Старое пугало "замыслов России в отношении Индии" также может сыграть свою роль в искажении Азиатской ситуации для многих людей. И все же сто лет смешанного пренебрежения, эксплуатации и случайных вспышек подлинной готовности помочь должны были научить британцев тому, что окончательная судьба сотен миллионов индийцев теперь зависит не от правителя-завоевателя, а полностью и исключительно от способности индийских народов сотрудничать в мировой коллективизации. Они могут многому научиться благодаря наставлениям и примеру России и англоязычного мира, но времена для простого бунта или облегчения от смены хозяев прошли. Индия должна выработать для себя собственную манеру участия в борьбе за мировой порядок, начиная с британского владычества как базовой линии. Никакая внешняя сила не может решить эту проблему для индийских народов или заставить их сделать это, если у них нет на это воли.

Но я не буду дальше блуждать среди этих постоянно меняющихся проблем и возможностей.
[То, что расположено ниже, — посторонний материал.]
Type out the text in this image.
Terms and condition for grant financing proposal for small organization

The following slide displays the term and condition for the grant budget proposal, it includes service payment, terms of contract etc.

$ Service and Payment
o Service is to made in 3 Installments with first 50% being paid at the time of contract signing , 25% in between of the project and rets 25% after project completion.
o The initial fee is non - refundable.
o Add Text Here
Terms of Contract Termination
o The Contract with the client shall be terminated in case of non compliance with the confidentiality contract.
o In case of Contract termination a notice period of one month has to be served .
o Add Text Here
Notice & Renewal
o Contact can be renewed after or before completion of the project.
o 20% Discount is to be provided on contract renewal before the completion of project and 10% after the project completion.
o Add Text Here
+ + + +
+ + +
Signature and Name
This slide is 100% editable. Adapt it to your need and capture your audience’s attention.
Это, так сказать, второстепенные случайности и возможности. Какими бы огромными ни были некоторые из них, они остаются второстепенными. Каждый год или около того теперь меняющиеся каналы политики нуждаются в подзарядке. Действия и реакции здравомыслящего человека в любой конкретной стране и в любое конкретное время всегда будут определяться преобладающей концепцией светского движения к единому мировому порядку. Это будет основной постоянной целью всей его политической жизни.

Существует, однако, еще одна линия консолидации мира, на которую следует обратить внимание, прежде чем мы завершим этот раздел, и это то, что мы можем назвать специальным интернационализмом, превосходно изложенным в книге Леонарда Вульфа "Международное правительство", классической книге, которая была опубликована в 1916 году и до сих пор приносит пользу.

Типичной специальной организацией является Почтовый союз, который Дэвид Любин, этот блестящий забытый мыслитель, расширил бы до тех пор, пока он не контролировал доставку и не уравнял грузы по всему миру. Он основывал свои идеи на практическом опыте работы с постовыми заказами, благодаря которому он получил свое очень значительное состояние. От этой проблемы корректировки фрахта он перешел к идее контролируемого обзора мира, чтобы дефицит здесь или избыток там можно было предвидеть и вовремя устранить. Он реализовал эту идею в форме Международного института сельского хозяйства в Риме, который в период своего расцвета заключал договоры как независимая суверенная держава для обеспечения доходов почти от каждого правительства на земле. Война 1914 года и смерть Любина в 1919 году остановили развитие этого замечательного и наиболее вдохновляющего эксперимента в области специального интернационализма. Его история, несомненно, должна стать частью обязательного образования каждого государственного деятеля и публициста. И все же никогда в своей жизни я не встречал профессионального политика, который знал бы что-нибудь вообще или хотел что-нибудь знать об этом. Он не набрал голосов; казалось, что его трудно обложить налогом; что в этом было хорошего?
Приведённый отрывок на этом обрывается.